Whether he played “Mountains” at that concert, I don’t remember, but it stands as one of my favorite Prince tracks. It showed up on his great 1986 album, Parade (far better than Under the Cherry Moon, the movie for which much of the album served as the soundtrack), and while “Kiss” may be the better known of the singles from that album, I loved “Mountains” as soon as I heard it. It’s psychedelic funk-pop at its best, combining a falsetto Sly and the Family Stone-like verse with a chorus that I could imagine Jimi Hendrix feeling quite at home singing:

But I say it’s only mountains and the sea
Love will conquer if u just believe (oh yeah)

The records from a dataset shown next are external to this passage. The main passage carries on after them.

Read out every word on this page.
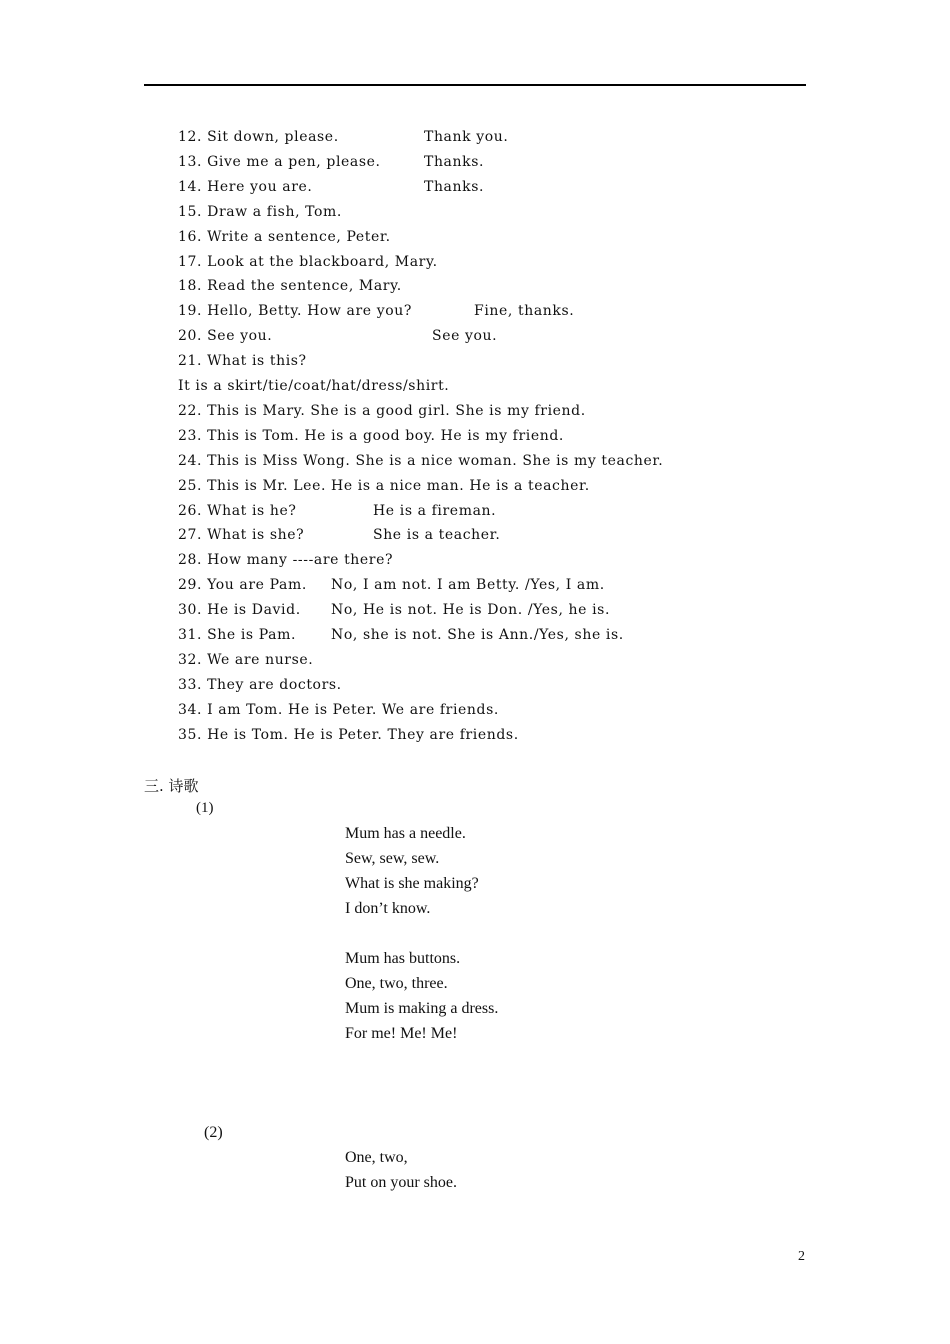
12. Sit down, please.	Thank you.
13. Give me a pen, please.	Thanks.
14. Here you are.	Thanks.
15. Draw a fish, Tom.
16. Write a sentence, Peter.
17. Look at the blackboard, Mary.
18. Read the sentence, Mary.
19. Hello, Betty. How are you?	Fine, thanks.
20. See you.	See you.
21. What is this?
It is a skirt/tie/coat/hat/dress/shirt.
22. This is Mary. She is a good girl. She is my friend.
23. This is Tom. He is a good boy. He is my friend.
24. This is Miss Wong. She is a nice woman. She is my teacher.
25. This is Mr. Lee. He is a nice man. He is a teacher.
26. What is he?	He is a fireman.
27. What is she?	She is a teacher.
28. How many ----are there?
29. You are Pam. No, I am not. I am Betty. /Yes, I am.
30. He is David. No, He is not. He is Don. /Yes, he is.
31. She is Pam. No, she is not. She is Ann./Yes, she is.
32. We are nurse.
33. They are doctors.
34. I am Tom. He is Peter. We are friends.
35. He is Tom. He is Peter. They are friends.
三. 诗歌
(1)
Mum has a needle.
Sew, sew, sew.
What is she making?
I don’t know.
Mum has buttons.
One, two, three.
Mum is making a dress.
For me! Me! Me!
(2)
One, two,
Put on your shoe.
2
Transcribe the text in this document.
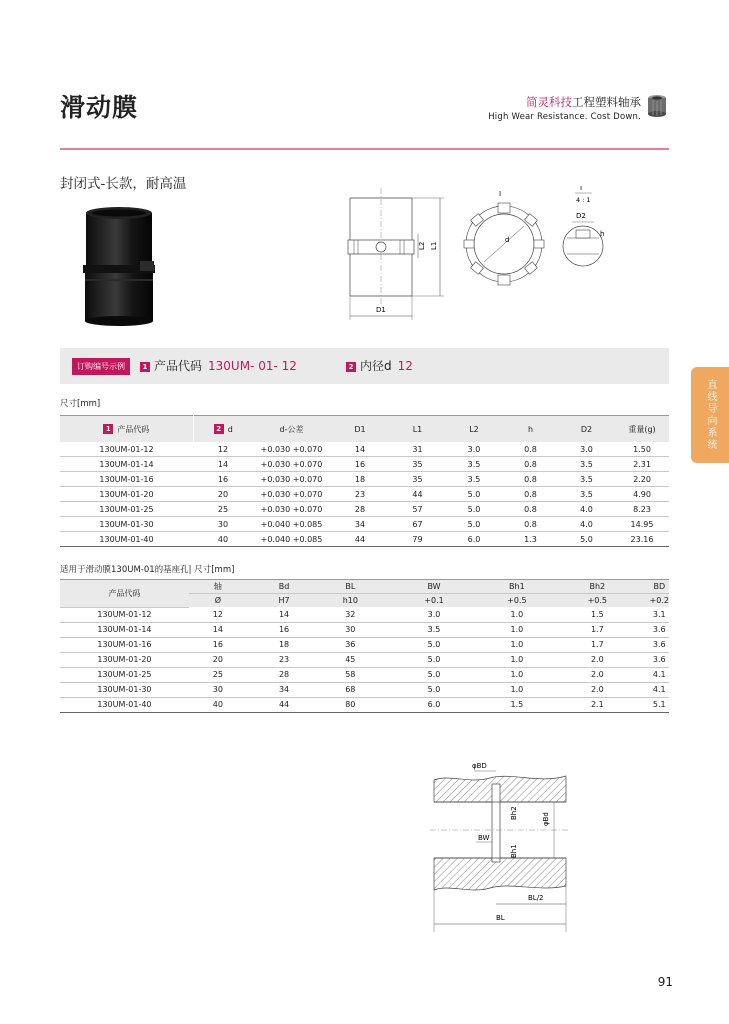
滑动膜	简灵科技工程塑料轴承
High Wear Resistance. Cost Down.
封闭式-长款，耐高温
L2 L1
D1
d
I
I
4 : 1
D2
h
订购编号示例	1 产品代码 130UM- 01- 12	2 内径d 12
尺寸[mm]
1 产品代码	2 d	d-公差	D1	L1	L2	h	D2	重量(g)
130UM-01-12	12	+0.030 +0.070	14	31	3.0	0.8	3.0	1.50
130UM-01-14	14	+0.030 +0.070	16	35	3.5	0.8	3.5	2.31
130UM-01-16	16	+0.030 +0.070	18	35	3.5	0.8	3.5	2.20
130UM-01-20	20	+0.030 +0.070	23	44	5.0	0.8	3.5	4.90
130UM-01-25	25	+0.030 +0.070	28	57	5.0	0.8	4.0	8.23
130UM-01-30	30	+0.040 +0.085	34	67	5.0	0.8	4.0	14.95
130UM-01-40	40	+0.040 +0.085	44	79	6.0	1.3	5.0	23.16
适用于滑动膜130UM-01的基座孔| 尺寸[mm]
产品代码	轴	Bd	BL	BW	Bh1	Bh2	BD
	Ø	H7	h10	+0.1	+0.5	+0.5	+0.2
130UM-01-12	12	14	32	3.0	1.0	1.5	3.1
130UM-01-14	14	16	30	3.5	1.0	1.7	3.6
130UM-01-16	16	18	36	5.0	1.0	1.7	3.6
130UM-01-20	20	23	45	5.0	1.0	2.0	3.6
130UM-01-25	25	28	58	5.0	1.0	2.0	4.1
130UM-01-30	30	34	68	5.0	1.0	2.0	4.1
130UM-01-40	40	44	80	6.0	1.5	2.1	5.1
直线导向系统
φBD
Bh2	φBd
BW
Bh1
BL/2
BL
91
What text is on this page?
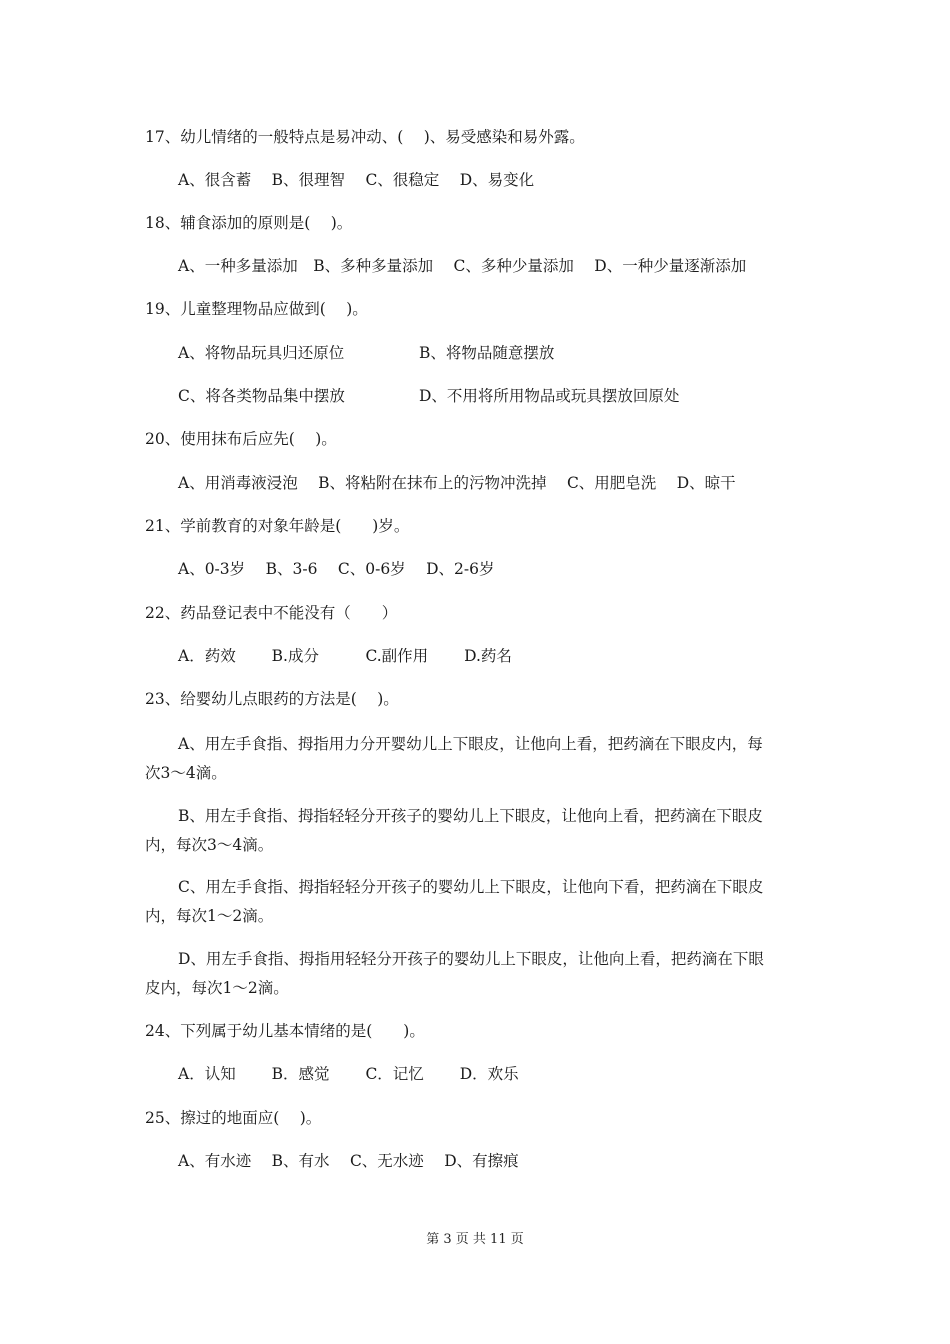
17、幼儿情绪的一般特点是易冲动、(　 )、易受感染和易外露。
A、很含蓄　 B、很理智　 C、很稳定　 D、易变化
18、辅食添加的原则是(　 )。
A、一种多量添加　B、多种多量添加　 C、多种少量添加　 D、一种少量逐渐添加
19、儿童整理物品应做到(　 )。
A、将物品玩具归还原位	B、将物品随意摆放
C、将各类物品集中摆放	D、不用将所用物品或玩具摆放回原处
20、使用抹布后应先(　 )。
A、用消毒液浸泡　 B、将粘附在抹布上的污物冲洗掉　 C、用肥皂洗　 D、晾干
21、学前教育的对象年龄是(　　)岁。
A、0-3岁　 B、3-6　 C、0-6岁　 D、2-6岁
22、药品登记表中不能没有（　　）
A．药效　　 B.成分　　　C.副作用　　 D.药名
23、给婴幼儿点眼药的方法是(　 )。
A、用左手食指、拇指用力分开婴幼儿上下眼皮，让他向上看，把药滴在下眼皮内，每
次3～4滴。
B、用左手食指、拇指轻轻分开孩子的婴幼儿上下眼皮，让他向上看，把药滴在下眼皮
内，每次3～4滴。
C、用左手食指、拇指轻轻分开孩子的婴幼儿上下眼皮，让他向下看，把药滴在下眼皮
内，每次1～2滴。
D、用左手食指、拇指用轻轻分开孩子的婴幼儿上下眼皮，让他向上看，把药滴在下眼
皮内，每次1～2滴。
24、下列属于幼儿基本情绪的是(　　)。
A．认知　　 B．感觉　　 C．记忆　　 D．欢乐
25、擦过的地面应(　 )。
A、有水迹　 B、有水　 C、无水迹　 D、有擦痕
第 3 页 共 11 页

It’s only mountains and the sea
There’s nothing greater, u and me

It features a seamless blend of piano, guitar, and horns that floats along on a hypnotic beat that never slows its relentless pace, dropping out only briefly when Prince asks for “Guitars and drums on the one — huh!” The accompanying video was fun, featuring not only all the latest in green-screen technology that 1986 had to offer, but also Wendy and Lisa (my favorite members of the Revolution) and even a few somewhat pointless snippets of a young Kristin Scott Thomas in scenes from Under the Cherry Moon. But most of all, there’s Prince, doing his thing in an abbreviated matador outfit that only he could pull off, but he does it with the greatest of aplomb. Much as he did nearly everything he attempted, when it comes down to it. Prince, you will be sorely missed.